= General Staff of Defence (Moldova) =

The General Staff of Defence (Statul Major al Apărării) is the institution responsible for the leadership, organization and planning of the operations of the Moldovan National Army and its sub branches: the Land Forces and the Air Force, subordinate to the Ministry of Defense.

== Purpose ==
The General Staff is responsible for planning combat and training activities and improves the mobilization capacity of troops as well as operational combat and mobilization training. The position of Chief of the General Staff of the National Army executes the paramount leadership of the troops and assists the President of the Republic and the Minister of Defense in commanding the National Army.

== History ==
The General Staff of the National Army was established on April 24, 1992, in the midst of the Transnistrian War. The first head of the General Staff was Colonel Pavel Chirău, who took office in April 1994. On 13 May 2026, the Munteanu Cabinet approved the change of the name from General Staff to General Staff of Defence (also referred to as Defence Staff). According to Defence Minister Anatolie Nosatii, the reorganization was designed to streamline the command structure along NATO, specifically Romanian lines.

== Present leaders ==

| Function | Rank | Name | Photo |
|---|---|---|---|
| Chief of the General Staff | Brigadier General | Vitalie Micov |  |
| Deputy Chief of the General Staff for Defense Resources | Brigadier General | Sergiu Voinu |  |
| Deputy Chief of General Staff for Operations and Training | Brigadier General | Ion Ojog |  |
| Master Sergeant of the National Army | Senior Sergeant | Andrei Cojocaru |  |

== Structure ==

- General Staff (J1)
  - Personnel Directorate (J2)
  - Operations Directorate (J3)
  - Directorate of Logistics (J4)
  - Strategic Planning Directorate (J5)
  - Communication and Information Systems Directorate (J6)
    - Center of Communications and Informatics
  - Doctrine and Joint Training Directorate (J7)
  - Management, Coordination and Monitoring Directorate
  - Law Department
  - Health Department
- Economic and Financial Department
- Secretariat and Internal Management Department
- Legal Department
- Human Resources Management Department
- Defense Policy and Defense Planning Division
- General Inspection Directorate
- Public Relations Service
- General Staff Regiment "Brigadier General Nicolae Petrică"
  - Military police

== General Staff organization in detail ==

=== Operations Directorate ===
The Operations Directorate develops operational plans on the engagement of the National Army during peacetime and crisis situations.

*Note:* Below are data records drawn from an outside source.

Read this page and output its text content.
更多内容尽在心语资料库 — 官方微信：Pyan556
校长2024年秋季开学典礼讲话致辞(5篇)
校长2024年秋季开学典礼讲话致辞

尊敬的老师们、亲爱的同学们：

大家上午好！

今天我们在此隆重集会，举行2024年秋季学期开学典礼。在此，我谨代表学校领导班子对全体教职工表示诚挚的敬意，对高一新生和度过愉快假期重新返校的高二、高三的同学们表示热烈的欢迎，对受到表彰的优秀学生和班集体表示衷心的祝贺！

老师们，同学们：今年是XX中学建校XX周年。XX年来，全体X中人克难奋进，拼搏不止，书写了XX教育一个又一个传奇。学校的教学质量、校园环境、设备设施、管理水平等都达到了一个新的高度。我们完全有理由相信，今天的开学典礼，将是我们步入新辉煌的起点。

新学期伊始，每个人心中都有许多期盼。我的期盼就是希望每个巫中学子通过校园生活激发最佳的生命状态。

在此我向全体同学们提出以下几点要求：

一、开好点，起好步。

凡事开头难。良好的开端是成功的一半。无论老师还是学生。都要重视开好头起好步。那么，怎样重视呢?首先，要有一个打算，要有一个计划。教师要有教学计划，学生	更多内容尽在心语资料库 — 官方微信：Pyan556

=== Logistics Directorate ===
The Directorate of Logistics implements policies issued by the Ministry of Defence concerning logistic support. It also manages, monitors and organises the distribution of material goods for troops. It has centralized archive of the record of weapons, military equipment, and ammunition.

=== General Staff Regiment ===
The General Staff Regiment "Brigadier General Nicolae Petrica" was founded on 8 July 2020. It is named in honor of Brigadier General Nicolae Petrica, commander of the National Army from 1992-1993.

Following the start of the Russo-Ukrainian war, the regiment assisted the Single Crisis Management Center in coordinating the logistical response to the influx of Ukrainian refugees entering Moldova. The Military Police Section of the regiment has duties that include operative coordination, on the monitoring and protection of military personnel, guarding military installations, ensuring military discipline and order. It also controls the direction of the military car technique in road traffic.

=== Cyber Incident Response Center ===
The Cyber Incident Response Center of the National Army was established in early 2021 with NATO support, with the purpose being to "increase the Ministry of Defence’s posture and capacity to respond to cyber threats".